Japanese researchers said on Friday they had transplanted so-called "iPS" stem cells into the brains of patients with Parkinson's disease, the world's first trial.
2.4 million cells are injected. The Kyoto University team injected 2.4 million of these pluripotent cells, which were able to provide all types of cells, to the left brain, during a three-hour operation carried out that month. then. The man, in his fifties, was well tolerated and will now be monitored for two years, Kyoto University said in a statement. If no problems arise within the next six months, the researchers will then plant 2.4 million additional cells, this time in the right part of the patient's brain.
IPS cells from healthy donors are thought to develop into neurons that produce dopamine, a neurotransmitter involved in motor control. Kyoto University announced in July this clinical trial with seven participants aged 50 to 69 years. "I pay homage to patients for their courageous and persistent participation," Professor Jun Takahashi said, quoted on Friday by NHK public television channel.
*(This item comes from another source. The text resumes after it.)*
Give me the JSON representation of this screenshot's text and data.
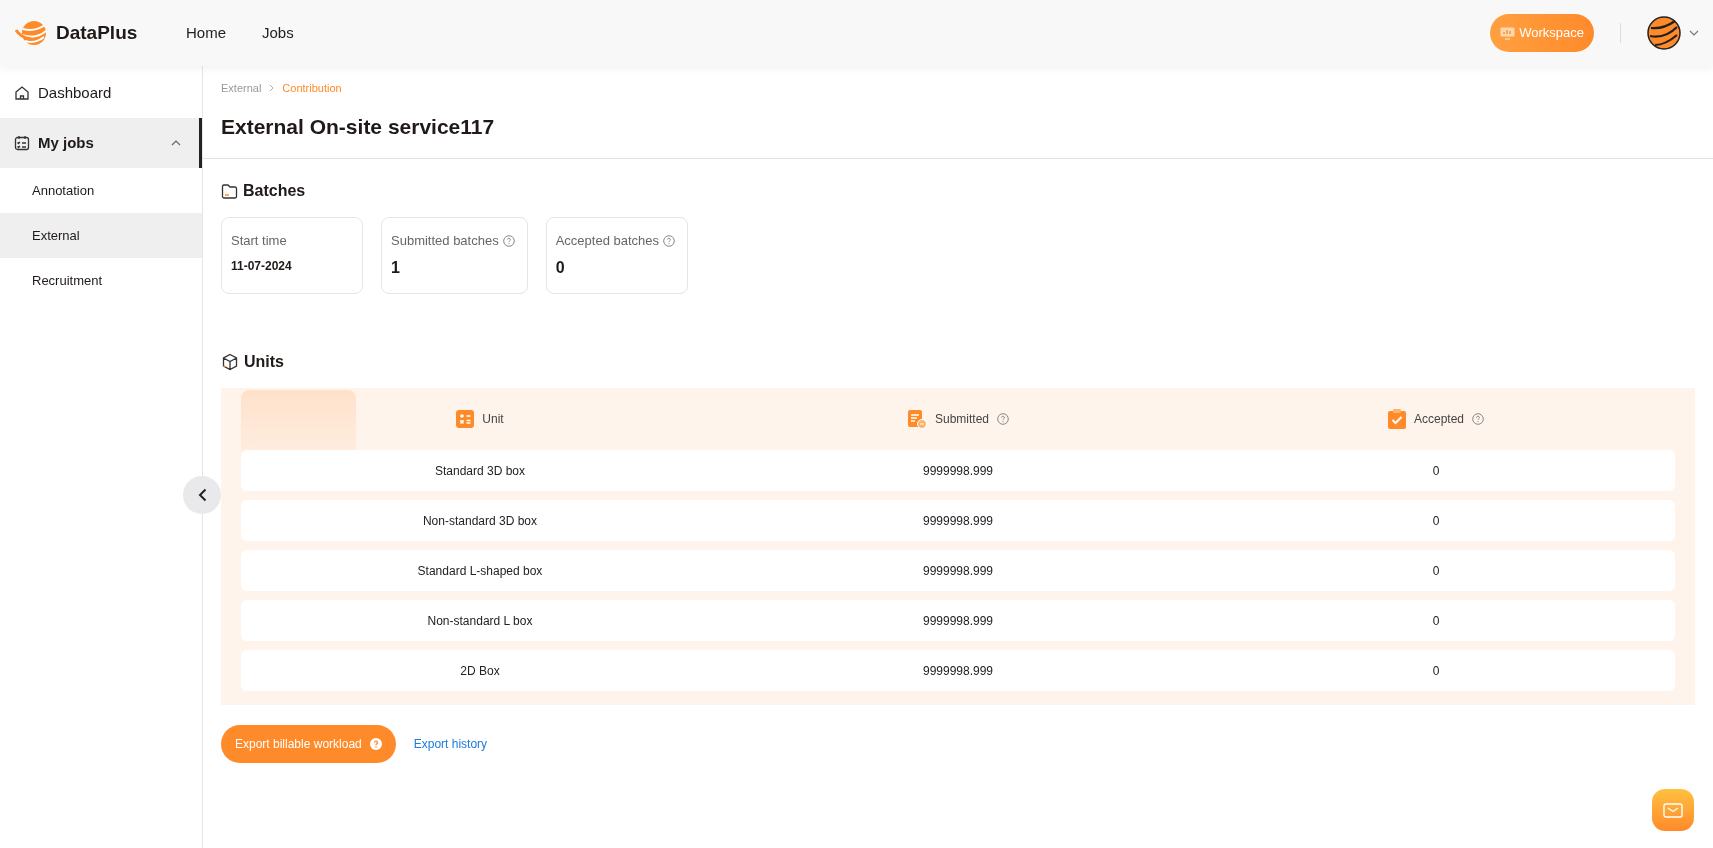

More than ten million people are affected. Parkinson's disease is characterized by degeneration of these neurons and produces symptoms that get worse such as tremors, limb stiffness and decreased body movements. This affects more than 10 million people worldwide, according to the US Parkinson's Disease Foundation. Currently available therapies "improve symptoms without slowing down the progress of the disease," said the foundation. This new study aims to reduce crime.
The first test on monkeys. These experiments followed experiments conducted on monkeys with human origin stem cells that made it possible to enhance the ability of primates to suffer from Parkinson's form to make movements, according to a study published at the end of August 2017 in the scientific journal Nature. Survival of grafted cells, by injection into the primate brain, is observed for two years without the appearance of tumors.
Cells that do not cause fundamental ethical problems. Induced Pluripotent Stem Cells (IPS) are adult cells that are brought back to a near-embryo state by expressing four genes back (usually inactive in adult cells). This genetic manipulation gives them the ability to produce various types of cells (pluripotency), according to the place of the body where they are then transplanted. The use of iPS cells does not cause fundamental ethical problems, unlike stem cells taken from human embryos.